É uma tendência “preocupante” nos países da OCDE (Organização para a Cooperação e Desenvolvimento Económico), observa Ana Filipa Oliveira. Parece-lhe uma distorção: a cooperação tem de estar ao serviço da solidariedade, da luta contra a pobreza, da promoção dos direitos humanos, não da diplomacia económica, que terá outros princípios.  

Não é segredo em Portugal. Está no novo documento orientador da cooperação portuguesa, que compreende a cooperação para o desenvolvimento, a educação para o desenvolvimento e a ajuda humanitária e de emergência, aprovado pelo Conselho de Ministros a 27 de Fevereiro deste ano. Visando “a erradicação da pobreza e o desenvolvimento sustentável”, tem de responder ao mesmo tempo “aos interesses nacionais e aos objectivos e prioridades dos países parceiros”.

Valerá a pena recordar que a política externa portuguesa tem três pilares: integração europeia; relação transatlântica; e espaço lusófono. E que é dentro dela que está a cooperação, que “assenta nos laços culturais e afectivos”. A lista de maiores beneficiários de 2013 confirma essa proximidade: Cabo Verde, Moçambique, Timor-Leste, São Tomé e Príncipe, Guiné-Bissau, por esta ordem.

2015, recorda Ana Filipa Oliveira, será um ano-chave. É o Ano Europeu do Desenvolvimento. Terminam os Objectivos do Desenvolvimento do Milénio (ODM), definidos em 2000. E há que acabar de definir a agenda até 2030, os já chamados Objectivos de Desenvolvimento Sustentável (ODS).

A discussão dura há dois anos. Fala-se em objectivos de cariz universal, aplicáveis a todos os países; em interligações entre o crescimento económico e social e a sustentabilidade ambiental, em nome da erradicação da pobreza; em partilha de responsabilidades entre países desenvolvidos e em desenvolvimento, actores governamentais e não-governamentais, incluindo empresas.

O Conceito Estratégico da Cooperação Portuguesa 2014-2020 já propõe que se valorize os parceiros “não diferenciando os actores estatais e os não-estatais, o público e o privado, o lucrativo e o não-lucrativo”. Entre os actores da cooperação, além do Camões - Instituto da Cooperação e da Língua Portuguesa e dos ministérios, figuram já associações empresarias, fundos e bancos regionais de desenvolvimento, organizações não governamentais, fundações, municípios, universidades, sindicatos.

O financiamento público destinado às organizações não governamentais que se dedicam ao desenvolvimento foi reduzido em 57% entre 2011 e 2013. Entendeu o Governo que o Estado deveria passar de financiador de projectos a facilitador de novas formas de financiamento.

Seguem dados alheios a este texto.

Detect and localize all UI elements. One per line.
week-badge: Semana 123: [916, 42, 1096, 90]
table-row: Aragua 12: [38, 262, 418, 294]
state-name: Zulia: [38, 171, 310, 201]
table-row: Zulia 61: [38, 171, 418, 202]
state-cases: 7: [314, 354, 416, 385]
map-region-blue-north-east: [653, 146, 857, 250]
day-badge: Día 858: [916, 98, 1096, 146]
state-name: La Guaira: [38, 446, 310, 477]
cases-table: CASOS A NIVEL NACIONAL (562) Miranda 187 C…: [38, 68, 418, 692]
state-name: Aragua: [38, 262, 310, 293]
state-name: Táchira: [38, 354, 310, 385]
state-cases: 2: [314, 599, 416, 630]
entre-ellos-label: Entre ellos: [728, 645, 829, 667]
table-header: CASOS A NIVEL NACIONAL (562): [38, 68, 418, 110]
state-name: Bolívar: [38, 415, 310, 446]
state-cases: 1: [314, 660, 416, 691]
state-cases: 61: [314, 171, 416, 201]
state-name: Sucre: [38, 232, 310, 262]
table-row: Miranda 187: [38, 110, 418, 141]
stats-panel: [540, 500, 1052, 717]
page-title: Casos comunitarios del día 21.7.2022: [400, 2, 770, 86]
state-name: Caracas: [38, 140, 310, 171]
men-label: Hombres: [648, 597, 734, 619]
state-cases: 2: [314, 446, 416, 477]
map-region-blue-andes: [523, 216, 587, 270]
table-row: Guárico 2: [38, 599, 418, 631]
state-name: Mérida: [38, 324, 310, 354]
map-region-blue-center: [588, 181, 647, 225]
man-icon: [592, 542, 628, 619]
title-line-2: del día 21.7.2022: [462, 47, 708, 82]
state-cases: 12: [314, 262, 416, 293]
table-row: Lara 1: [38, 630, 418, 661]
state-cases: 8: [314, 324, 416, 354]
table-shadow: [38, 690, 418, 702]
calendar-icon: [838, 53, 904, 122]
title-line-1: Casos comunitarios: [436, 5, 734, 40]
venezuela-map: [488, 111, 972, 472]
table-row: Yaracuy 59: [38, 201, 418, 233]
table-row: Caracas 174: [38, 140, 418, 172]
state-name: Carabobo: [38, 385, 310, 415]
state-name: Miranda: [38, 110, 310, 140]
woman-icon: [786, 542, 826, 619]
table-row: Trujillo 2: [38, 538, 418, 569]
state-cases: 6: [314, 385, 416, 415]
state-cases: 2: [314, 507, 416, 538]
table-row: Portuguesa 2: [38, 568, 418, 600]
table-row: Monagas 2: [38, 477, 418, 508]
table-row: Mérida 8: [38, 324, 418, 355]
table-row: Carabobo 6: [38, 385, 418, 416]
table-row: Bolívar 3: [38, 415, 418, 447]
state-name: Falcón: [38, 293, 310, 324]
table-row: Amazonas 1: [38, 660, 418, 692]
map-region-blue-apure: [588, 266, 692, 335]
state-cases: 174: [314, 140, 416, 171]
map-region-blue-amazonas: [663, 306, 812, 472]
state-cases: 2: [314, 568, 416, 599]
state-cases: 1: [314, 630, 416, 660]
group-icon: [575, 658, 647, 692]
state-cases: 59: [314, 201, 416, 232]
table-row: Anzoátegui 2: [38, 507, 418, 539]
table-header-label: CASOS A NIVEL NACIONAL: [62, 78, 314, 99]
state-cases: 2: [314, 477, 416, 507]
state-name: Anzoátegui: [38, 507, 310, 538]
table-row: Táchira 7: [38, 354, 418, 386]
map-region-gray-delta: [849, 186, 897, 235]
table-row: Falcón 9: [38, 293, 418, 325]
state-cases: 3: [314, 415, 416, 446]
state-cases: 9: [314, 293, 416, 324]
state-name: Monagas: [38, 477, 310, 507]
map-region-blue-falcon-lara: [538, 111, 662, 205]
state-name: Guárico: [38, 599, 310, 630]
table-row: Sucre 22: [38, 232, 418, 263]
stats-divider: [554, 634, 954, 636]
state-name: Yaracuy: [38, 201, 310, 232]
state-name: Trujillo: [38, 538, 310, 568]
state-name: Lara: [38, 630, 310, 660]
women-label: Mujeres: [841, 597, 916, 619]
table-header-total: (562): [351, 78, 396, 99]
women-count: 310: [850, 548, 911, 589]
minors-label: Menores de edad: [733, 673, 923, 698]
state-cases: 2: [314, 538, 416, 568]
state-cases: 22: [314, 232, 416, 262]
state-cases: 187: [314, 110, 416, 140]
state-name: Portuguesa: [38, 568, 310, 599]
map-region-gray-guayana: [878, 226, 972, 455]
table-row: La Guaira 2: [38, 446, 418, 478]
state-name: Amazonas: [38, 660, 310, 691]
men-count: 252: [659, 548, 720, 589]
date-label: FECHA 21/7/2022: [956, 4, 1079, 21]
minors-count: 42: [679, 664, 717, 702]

Optou por uma inflexão nos apoios, concentrando-os em organizações com capacidade de obterem outros fundos. “Muitos projectos de elevada qualidade continuam de fora”, alerta o documento.

No relatório, Portugal é aconselhado a respeitar os seus compromissos internacionais, aumentando o orçamento, reduzindo os níveis de "ajuda ligada", valorizando os projectos de qualidade e eficácia, através de uma política coerente e coordenada. Recomenda-se também ao país que encontre fontes alternativas de financiamento e que mantenha um diálogo construtivo com as ONGD e com a Plataforma Portuguesa.